LASSO regression, first proposed by Tibshirani in 1996, has been reported to have significant advantages in variable screening, high-dimensional data processing, and solving multicollinearity problems.19,20 This study first screened variables through LASSO regression and then applied multi-factor logistic (backward) to build and visualize a clinical prediction model containing two variables. The model was validated using data from the training and validation cohorts, and the results confirmed that it had good discrimination and calibration capabilities. When evaluating clinical prediction models, discrimination and calibration are the most commonly used indicators; however, these two indicators cannot provide a reference for clinical decision-making. DCA is used to evaluate the clinical practicality of a model, and it reflects its actual application effect by calculating the net benefit under different thresholds. This provides an important reference for clinical decision-making.21 DCA analysis showed that the use of this nomogram could benefit patients when the threshold probability was set between 6% and 71%. This study confirmed that our model is suitable for distinguishing false positives in the Xpert for detection of RIF-R. This prediction model selects common clinical characteristics as predictors, which can assist doctors in identifying false positives for RIF-R in Xpert tests; moreover, these are especially suitable for promotion in areas where tuberculosis DST is not carried out.

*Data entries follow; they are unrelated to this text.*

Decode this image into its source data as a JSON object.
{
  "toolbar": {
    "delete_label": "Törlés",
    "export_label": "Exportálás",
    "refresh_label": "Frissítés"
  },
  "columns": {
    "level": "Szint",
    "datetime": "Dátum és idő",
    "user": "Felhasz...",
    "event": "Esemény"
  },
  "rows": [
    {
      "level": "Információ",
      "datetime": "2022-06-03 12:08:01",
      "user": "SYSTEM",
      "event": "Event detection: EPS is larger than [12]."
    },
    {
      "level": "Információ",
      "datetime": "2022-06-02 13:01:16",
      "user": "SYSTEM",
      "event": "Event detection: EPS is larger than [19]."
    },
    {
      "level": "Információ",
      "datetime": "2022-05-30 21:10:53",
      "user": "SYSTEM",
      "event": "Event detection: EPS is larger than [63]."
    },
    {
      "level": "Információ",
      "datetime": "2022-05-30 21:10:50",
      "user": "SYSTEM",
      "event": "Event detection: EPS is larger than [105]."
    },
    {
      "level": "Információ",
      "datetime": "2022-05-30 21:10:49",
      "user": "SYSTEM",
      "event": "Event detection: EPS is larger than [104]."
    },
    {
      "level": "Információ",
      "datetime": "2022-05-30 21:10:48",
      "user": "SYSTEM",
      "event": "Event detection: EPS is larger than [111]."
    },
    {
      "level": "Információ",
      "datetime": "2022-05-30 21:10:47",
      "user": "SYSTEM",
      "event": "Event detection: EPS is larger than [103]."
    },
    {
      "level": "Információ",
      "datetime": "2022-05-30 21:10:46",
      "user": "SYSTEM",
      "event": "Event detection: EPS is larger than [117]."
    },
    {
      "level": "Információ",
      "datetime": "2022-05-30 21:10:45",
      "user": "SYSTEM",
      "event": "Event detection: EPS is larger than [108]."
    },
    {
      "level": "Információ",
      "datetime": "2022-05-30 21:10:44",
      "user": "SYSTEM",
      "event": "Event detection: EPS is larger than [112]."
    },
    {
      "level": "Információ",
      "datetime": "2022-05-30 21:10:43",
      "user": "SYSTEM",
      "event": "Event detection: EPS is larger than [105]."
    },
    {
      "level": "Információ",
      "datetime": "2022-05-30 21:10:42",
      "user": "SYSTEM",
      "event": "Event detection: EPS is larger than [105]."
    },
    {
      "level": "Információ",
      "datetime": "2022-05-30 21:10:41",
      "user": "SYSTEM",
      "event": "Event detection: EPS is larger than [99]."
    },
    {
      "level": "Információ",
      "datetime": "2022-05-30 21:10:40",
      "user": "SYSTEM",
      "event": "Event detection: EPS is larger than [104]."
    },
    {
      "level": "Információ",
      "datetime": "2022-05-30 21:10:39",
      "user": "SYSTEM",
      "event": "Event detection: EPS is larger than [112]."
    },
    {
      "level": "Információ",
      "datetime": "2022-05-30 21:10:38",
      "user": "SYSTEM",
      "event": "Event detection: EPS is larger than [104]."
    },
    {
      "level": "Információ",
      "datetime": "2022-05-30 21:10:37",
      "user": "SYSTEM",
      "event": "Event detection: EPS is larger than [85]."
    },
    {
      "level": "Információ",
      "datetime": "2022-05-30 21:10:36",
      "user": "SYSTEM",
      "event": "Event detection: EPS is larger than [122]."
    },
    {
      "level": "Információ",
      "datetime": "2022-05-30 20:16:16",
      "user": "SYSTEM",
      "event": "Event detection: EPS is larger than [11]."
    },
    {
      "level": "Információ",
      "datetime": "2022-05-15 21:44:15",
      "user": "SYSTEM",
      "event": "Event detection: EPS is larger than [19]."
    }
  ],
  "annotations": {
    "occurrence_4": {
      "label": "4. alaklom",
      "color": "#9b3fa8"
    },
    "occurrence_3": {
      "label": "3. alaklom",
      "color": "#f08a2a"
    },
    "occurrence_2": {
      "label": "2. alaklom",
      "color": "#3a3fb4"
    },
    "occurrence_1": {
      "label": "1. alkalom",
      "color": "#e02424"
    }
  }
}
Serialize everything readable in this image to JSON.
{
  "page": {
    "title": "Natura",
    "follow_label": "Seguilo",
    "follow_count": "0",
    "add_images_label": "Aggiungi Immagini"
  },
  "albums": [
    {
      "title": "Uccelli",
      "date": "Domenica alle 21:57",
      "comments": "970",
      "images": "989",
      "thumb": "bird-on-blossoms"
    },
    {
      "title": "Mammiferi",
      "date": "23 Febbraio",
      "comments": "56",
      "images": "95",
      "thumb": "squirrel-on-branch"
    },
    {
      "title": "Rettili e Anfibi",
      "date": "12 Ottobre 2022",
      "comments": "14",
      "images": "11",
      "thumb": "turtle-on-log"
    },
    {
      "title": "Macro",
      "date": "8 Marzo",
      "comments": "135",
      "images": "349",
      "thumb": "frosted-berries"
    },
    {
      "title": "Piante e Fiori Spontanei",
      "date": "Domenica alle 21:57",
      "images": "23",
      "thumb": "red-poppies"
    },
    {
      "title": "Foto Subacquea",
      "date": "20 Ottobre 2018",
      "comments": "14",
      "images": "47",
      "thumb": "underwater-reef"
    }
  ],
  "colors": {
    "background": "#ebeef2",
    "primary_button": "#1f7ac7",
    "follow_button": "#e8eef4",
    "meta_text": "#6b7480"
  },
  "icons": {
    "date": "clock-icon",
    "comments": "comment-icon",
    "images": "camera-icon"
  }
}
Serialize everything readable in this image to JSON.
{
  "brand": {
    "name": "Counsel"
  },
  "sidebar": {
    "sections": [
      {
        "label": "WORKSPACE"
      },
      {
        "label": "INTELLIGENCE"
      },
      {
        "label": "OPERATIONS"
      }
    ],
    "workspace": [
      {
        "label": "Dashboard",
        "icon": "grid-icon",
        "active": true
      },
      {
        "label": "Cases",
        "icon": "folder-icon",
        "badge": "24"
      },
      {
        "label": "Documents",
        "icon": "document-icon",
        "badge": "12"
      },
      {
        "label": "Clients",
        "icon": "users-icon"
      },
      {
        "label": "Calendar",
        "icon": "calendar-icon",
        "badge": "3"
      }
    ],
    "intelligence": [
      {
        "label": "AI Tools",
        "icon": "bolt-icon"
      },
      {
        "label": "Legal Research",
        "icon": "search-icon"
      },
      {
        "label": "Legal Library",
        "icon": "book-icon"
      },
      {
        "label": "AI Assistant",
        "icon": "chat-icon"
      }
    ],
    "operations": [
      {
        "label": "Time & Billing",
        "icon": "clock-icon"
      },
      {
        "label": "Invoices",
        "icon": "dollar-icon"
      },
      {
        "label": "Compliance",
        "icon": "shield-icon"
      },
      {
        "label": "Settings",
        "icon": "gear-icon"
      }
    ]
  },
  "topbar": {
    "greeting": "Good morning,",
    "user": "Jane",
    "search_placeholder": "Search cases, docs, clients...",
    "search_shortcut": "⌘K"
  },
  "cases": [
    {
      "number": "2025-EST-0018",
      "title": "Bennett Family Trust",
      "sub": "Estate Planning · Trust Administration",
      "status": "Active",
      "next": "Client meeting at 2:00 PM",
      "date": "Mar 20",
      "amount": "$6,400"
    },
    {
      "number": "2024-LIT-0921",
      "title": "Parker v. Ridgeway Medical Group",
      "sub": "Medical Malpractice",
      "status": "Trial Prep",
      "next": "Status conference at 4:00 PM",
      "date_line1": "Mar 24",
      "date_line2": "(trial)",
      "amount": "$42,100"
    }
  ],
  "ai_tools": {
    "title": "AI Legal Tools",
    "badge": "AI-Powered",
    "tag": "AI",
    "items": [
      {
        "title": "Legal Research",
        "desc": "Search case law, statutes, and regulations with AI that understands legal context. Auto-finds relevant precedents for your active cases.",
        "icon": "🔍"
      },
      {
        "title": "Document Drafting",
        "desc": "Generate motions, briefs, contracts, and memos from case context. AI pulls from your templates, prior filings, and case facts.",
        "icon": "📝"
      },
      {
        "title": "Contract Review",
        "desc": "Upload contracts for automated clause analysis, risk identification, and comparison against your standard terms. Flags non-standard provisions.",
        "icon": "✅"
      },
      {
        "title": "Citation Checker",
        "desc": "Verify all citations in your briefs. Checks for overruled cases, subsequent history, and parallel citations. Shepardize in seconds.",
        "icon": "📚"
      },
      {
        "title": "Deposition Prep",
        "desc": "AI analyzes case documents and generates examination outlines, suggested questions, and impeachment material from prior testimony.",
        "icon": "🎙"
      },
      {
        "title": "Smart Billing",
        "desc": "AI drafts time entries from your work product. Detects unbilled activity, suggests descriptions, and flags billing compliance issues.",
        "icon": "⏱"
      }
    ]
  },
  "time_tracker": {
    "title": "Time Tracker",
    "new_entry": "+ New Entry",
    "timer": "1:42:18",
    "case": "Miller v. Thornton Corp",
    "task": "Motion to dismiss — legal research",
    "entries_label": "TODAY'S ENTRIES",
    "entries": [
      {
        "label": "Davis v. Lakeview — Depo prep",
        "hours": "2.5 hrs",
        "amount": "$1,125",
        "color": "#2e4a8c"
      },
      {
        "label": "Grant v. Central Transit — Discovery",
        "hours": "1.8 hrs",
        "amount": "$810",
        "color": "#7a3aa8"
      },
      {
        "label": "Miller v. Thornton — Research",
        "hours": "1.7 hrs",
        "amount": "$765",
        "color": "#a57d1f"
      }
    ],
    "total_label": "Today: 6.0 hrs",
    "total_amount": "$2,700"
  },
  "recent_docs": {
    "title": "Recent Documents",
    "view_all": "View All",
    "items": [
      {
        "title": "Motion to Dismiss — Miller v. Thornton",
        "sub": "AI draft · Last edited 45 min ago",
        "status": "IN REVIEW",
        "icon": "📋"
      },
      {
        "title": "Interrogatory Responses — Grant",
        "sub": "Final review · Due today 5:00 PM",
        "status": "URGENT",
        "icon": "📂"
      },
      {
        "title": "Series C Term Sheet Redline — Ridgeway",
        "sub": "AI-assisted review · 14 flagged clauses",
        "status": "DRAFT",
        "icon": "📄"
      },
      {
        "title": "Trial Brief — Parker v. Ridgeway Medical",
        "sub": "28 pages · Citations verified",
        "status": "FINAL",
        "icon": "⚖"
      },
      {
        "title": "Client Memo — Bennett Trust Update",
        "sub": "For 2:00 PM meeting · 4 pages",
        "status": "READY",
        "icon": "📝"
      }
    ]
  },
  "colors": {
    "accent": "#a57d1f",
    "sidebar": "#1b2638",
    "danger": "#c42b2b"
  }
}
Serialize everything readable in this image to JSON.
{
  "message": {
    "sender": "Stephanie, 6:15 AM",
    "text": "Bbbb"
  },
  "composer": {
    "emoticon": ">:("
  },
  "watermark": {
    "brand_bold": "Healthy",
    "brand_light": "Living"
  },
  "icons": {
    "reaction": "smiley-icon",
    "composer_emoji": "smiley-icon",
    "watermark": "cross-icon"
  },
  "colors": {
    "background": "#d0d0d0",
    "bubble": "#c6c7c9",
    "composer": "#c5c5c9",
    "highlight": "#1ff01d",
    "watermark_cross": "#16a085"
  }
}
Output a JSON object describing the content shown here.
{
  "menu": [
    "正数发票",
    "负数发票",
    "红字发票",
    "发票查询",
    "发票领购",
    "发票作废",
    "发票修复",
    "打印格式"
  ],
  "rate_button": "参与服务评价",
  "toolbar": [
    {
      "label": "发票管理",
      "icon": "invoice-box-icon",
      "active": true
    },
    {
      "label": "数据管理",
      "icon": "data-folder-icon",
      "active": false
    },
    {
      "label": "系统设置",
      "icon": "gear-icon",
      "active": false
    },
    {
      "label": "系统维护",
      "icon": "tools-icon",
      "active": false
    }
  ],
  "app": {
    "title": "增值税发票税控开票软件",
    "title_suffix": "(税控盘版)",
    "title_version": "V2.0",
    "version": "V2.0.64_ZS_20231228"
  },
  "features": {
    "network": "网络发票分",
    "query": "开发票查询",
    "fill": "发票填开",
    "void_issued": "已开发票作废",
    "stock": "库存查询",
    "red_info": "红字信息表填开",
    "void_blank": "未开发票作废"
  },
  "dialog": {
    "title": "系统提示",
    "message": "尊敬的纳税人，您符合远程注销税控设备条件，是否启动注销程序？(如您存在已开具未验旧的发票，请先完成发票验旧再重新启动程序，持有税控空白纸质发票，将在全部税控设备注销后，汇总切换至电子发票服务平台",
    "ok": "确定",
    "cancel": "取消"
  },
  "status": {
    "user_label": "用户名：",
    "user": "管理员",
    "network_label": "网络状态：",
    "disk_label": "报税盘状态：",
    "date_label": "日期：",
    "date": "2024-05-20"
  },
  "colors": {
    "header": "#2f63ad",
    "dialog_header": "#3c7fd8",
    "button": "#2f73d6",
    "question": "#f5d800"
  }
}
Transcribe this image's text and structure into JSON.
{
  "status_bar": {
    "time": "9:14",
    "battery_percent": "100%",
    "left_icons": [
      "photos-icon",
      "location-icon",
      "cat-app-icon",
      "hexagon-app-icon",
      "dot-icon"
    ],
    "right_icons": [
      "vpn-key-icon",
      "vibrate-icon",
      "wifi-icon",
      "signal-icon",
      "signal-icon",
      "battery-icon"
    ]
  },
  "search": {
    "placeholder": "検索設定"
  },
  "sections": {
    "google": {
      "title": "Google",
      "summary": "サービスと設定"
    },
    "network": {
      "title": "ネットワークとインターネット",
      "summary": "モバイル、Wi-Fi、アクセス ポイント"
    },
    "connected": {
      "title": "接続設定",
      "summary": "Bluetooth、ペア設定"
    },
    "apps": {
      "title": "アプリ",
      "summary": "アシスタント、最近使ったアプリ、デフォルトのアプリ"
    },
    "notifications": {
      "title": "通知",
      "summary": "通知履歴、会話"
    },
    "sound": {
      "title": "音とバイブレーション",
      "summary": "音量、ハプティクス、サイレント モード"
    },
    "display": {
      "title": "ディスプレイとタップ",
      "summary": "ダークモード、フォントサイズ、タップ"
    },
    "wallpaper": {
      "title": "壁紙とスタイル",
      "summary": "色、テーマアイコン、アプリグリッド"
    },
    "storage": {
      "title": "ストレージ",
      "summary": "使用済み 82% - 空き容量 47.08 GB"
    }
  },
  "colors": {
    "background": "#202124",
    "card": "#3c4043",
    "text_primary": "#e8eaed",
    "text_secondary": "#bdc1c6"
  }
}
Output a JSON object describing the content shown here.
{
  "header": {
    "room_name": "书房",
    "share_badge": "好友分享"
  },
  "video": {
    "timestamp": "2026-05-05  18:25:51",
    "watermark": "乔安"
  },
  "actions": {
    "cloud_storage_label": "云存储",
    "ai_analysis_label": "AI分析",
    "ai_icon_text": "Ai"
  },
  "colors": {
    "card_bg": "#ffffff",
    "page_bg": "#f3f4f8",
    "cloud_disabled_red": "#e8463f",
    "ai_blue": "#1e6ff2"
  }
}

Our study has several limitations. First, this was a retrospective study and the research was limited by existing data and information. Second, the enrollment criteria of this study were relatively strict; therefore, the number of patients included was limited. Third, this study lacks validation using external data. In the future, if prospective studies can be conducted at multiple centers, the effectiveness of the model can be further verified. Finally, there were some differences between the results of our study and those of others; further research is needed to determine whether low bacterial loads are associated with false-positive results for RIF-R using the Xpert.

Conclusion

In this study, we developed a risk prediction nomogram containing two variables based on basic demographic characteristics, clinical manifestations, and laboratory test results. This nomogram can accurately predict the occurrence of false-positives in Xpert test for RIF-R and assist doctors provide a reference for disease management and treatment plan formulation, especially in areas where tuberculosis pDST has not been performed.

Ethical Approval

This retrospective study received ethical approval from the Ethics Committee of Hangzhou Red Cross Hospital (Approval No. 2024YS031), and the need for informed consent was waived. This study was conducted in strict accordance with the ethical principles of the Declaration of Helsinki, as delineated by the World Medical Association.

Acknowledgments

We express our gratitude to patients and their families for their support.

Funding

This study was supported by the Hangzhou Medical and Health Science and Technology Project (A20210187, A20210201, A20220174, and A20220019), Hangzhou Biomedicine and Health Industry Support Science and Technology Project (2021WJCY321 and 2022WJC047), Health Commission of Zhejiang Province (2023KY969), and Hangzhou Red Cross Hospital Youth Fund (HHQN2021007).

Disclosure

The authors declare that they have no conflicts of interest in this work.